Elite athletes across the globe use visualisation as a tool to accelerate performance. Picturing yourself at the competition venue and envisioning the performance you want to put in is regarded as a strong method to help athletes manifest what they want to achieve. Visualisation, an essential part of modern-day training, also serves as a reliable dose of confidence.
India’s top javelin thrower Neeraj Chopra, touted as one of India’s brightest medal prospects at Tokyo, says he has already had a few rounds of throws at the Olympic Stadium in Tokyo, where the men’s javelin qualifying begins on August 4. He has been there for a while, mentally at least.
“I keep visualising my throws in Tokyo. I imagine the setting and the area and how I will perform. I do this so that it won’t feel like a new experience when I am actually there and so that I won’t be overwhelmed by the situation,” he said in an online interaction on Sunday. He added that he listens to music and meditates to relax and remain focussed: “I sit alone and put on my headphones to listen to songs. I also meditate and pay attention to my thoughts. I think about my techniques and training and how to put them in action,” he added.
The 23-year-old is a man on a mission - a mission that will culminate in him climbing the podium at the Tokyo Olympics. And he has identified a key factor that needs working to ensure a podium finish - fine-tuning his release technique.
“My current focus is on ensuring that I do not throw the javelin too high. I had done this at the 2018 Asian Games [where he won gold]. The problem was that the javelin used to veer to the left and would swerve out of the sector and reduce my throw’s distance. I am now working on getting my release angle right and ensuring I get the proper height,” he said.
“My coach says that all the power I put into my throw will be wasted if I do not release the javelin at the right angle. If I can get the angle right then I can get a good distance in Tokyo,” he added.
Neeraj has had a frantic few months. The coronavirus pandemic meant he was restricted to training at the SAI centre in Patiala and could not travel abroad for competitions. He managed to get a visa to travel abroad only in June, a mere 45 days away from the Olympics. He took part in three events before deciding to stick to his training regimen and avoiding competitions to reduce the scope of injury.
“Our plan was to compete in Europe and we prepared accordingly in Patiala. But the spread of COVID-19 and visa challenges affected our training and plans. We had to repeatedly change our plans because we could not participate in the competitions we had targeted. When you prepare for one event and train for that, you need to change things once again when you cannot participate in the event. I got a chance to participate in the events I wanted only at the end,” he said.

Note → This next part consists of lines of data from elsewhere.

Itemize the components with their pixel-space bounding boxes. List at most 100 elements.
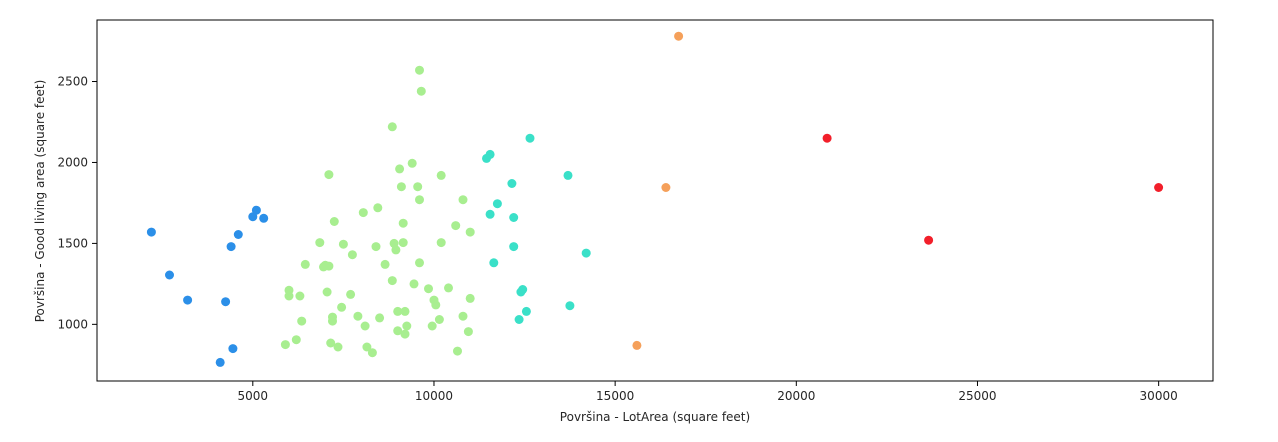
data-point: [565, 301, 575, 311]
data-point: [427, 321, 437, 331]
data-point: [395, 164, 405, 174]
data-point: [324, 261, 334, 271]
data-point: [451, 221, 461, 231]
data-point: [328, 312, 337, 322]
data-point: [387, 122, 397, 132]
data-point: [396, 182, 406, 192]
data-point: [324, 170, 334, 180]
data-point: [373, 203, 383, 213]
data-point: [509, 242, 519, 252]
data-point: [409, 279, 419, 289]
data-point: [458, 195, 468, 205]
data-point: [393, 306, 403, 316]
plot-frame: [96, 19, 1214, 382]
data-point: [489, 258, 499, 268]
data-point: [415, 195, 424, 205]
data-point: [431, 300, 441, 310]
x-tick-label: 10000: [415, 389, 453, 403]
data-point: [407, 158, 417, 168]
y-tick-label: 1500: [57, 236, 88, 250]
data-point: [228, 344, 238, 354]
data-point: [674, 31, 684, 41]
data-point: [360, 321, 370, 331]
data-point: [362, 342, 372, 352]
data-point: [398, 218, 408, 228]
data-point: [514, 315, 524, 324]
data-point: [563, 170, 573, 180]
y-tick-label: 2000: [57, 155, 88, 169]
data-point: [444, 283, 453, 293]
data-point: [371, 242, 381, 252]
data-point: [492, 199, 502, 209]
x-axis-label: Površina - LotArea (square feet): [560, 410, 750, 424]
data-point: [284, 291, 294, 301]
data-point: [436, 238, 446, 248]
data-point: [338, 239, 348, 249]
x-tick-label: 15000: [596, 389, 634, 403]
data-point: [233, 230, 243, 239]
data-point: [375, 313, 385, 323]
data-point: [280, 340, 290, 350]
data-point: [295, 291, 305, 301]
data-point: [347, 250, 357, 260]
data-point: [453, 346, 462, 356]
data-point: [424, 284, 433, 294]
data-point: [416, 86, 426, 96]
data-point: [465, 293, 475, 303]
data-point: [322, 287, 332, 297]
data-point: [391, 245, 401, 255]
data-point: [300, 259, 310, 269]
data-point: [337, 302, 347, 312]
data-point: [465, 227, 475, 237]
data-point: [367, 348, 377, 358]
data-point: [291, 335, 301, 345]
data-point: [380, 259, 390, 269]
data-point: [226, 242, 236, 252]
data-point: [183, 295, 193, 305]
x-tick-label: 5000: [238, 389, 269, 403]
data-point: [398, 238, 408, 248]
data-point: [415, 65, 424, 75]
data-point: [400, 329, 410, 339]
data-point: [297, 316, 307, 326]
data-point: [329, 217, 339, 226]
data-point: [346, 289, 356, 299]
data-point: [436, 170, 446, 180]
data-point: [358, 208, 368, 218]
data-point: [507, 179, 517, 188]
data-point: [924, 235, 934, 245]
data-point: [333, 342, 343, 352]
x-axis-ticks: 5000 10000 15000 20000 25000 30000: [238, 381, 1178, 403]
data-point: [434, 315, 444, 324]
data-point: [525, 133, 535, 143]
data-point: [221, 297, 231, 307]
data-point: [581, 248, 591, 258]
data-point: [521, 306, 531, 316]
data-point: [402, 321, 412, 331]
y-tick-label: 2500: [57, 75, 88, 89]
data-point: [315, 238, 325, 248]
data-point: [415, 258, 424, 268]
data-point: [400, 306, 410, 316]
data-point: [165, 270, 174, 280]
data-point: [661, 183, 671, 192]
data-point: [822, 133, 832, 143]
data-point: [393, 326, 403, 336]
x-tick-label: 25000: [958, 389, 996, 403]
data-point: [518, 285, 528, 294]
data-point: [259, 213, 269, 223]
data-point: [509, 213, 519, 222]
data-point: [215, 357, 225, 367]
data-point: [387, 276, 397, 286]
data-point: [1154, 183, 1164, 192]
data-point: [146, 227, 156, 237]
points-layer: [146, 31, 1164, 367]
data-point: [485, 149, 495, 159]
data-point: [251, 205, 261, 215]
data-point: [632, 340, 642, 350]
data-point: [485, 209, 495, 219]
data-point: [413, 182, 423, 192]
y-tick-label: 1000: [57, 317, 88, 331]
x-tick-label: 20000: [777, 389, 815, 403]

Neeraj travelled to Portugal in the first week of June in the City of Lisbon athletics meet and the Karlstad Open in Sweden. His first real test came at the Kuortane Games in Sweden, where he finished third after competing with the likes of Tokyo Olympics gold medal favourite Johannes Vetter and 2012 London Olympics gold-medallist Keshorn Walcott.
“I took part in such a high-level competition after a long time. The 2018 Continental Cup was the last competition I participated in which had such top throwers. The Kourtanne Games was my first proper international competition in two and a half years,” he said.
Interestingly, his best throw of the foreign season came in Finland off a borrowed javelin. “My personal javelins were stuck in Stockholm and did not reach Finland on time. I had borrowed a javelin for the Kuortane Games,” he revealed.
Neeraj will continue to train at Uppsala in Sweden, at a venue that happens to be pole vault medal favourite Armando Duplantis' home ground. He will head to Tokyo on July 26 for his maiden Olympic campaign.
Sizing up his competition, he said: “Vetter is doing well, Walcott also threw 89m in Finland. Poland’s Marcin Krukowski also recently threw 89.55m. The throwers are consistent and the competition is strong. I feel a lot will depend on the day of the event because it's not necessary that everyone will perform well. They have also done well in events and then subsequently had poor throws. Someday the body feels good and performs well and on another, it may not. It will all come down to the day of the event,” he said.
He added, “I am feeling good mentally and my training and preparation is going well. I will give my best in Tokyo to win a medal for the country.”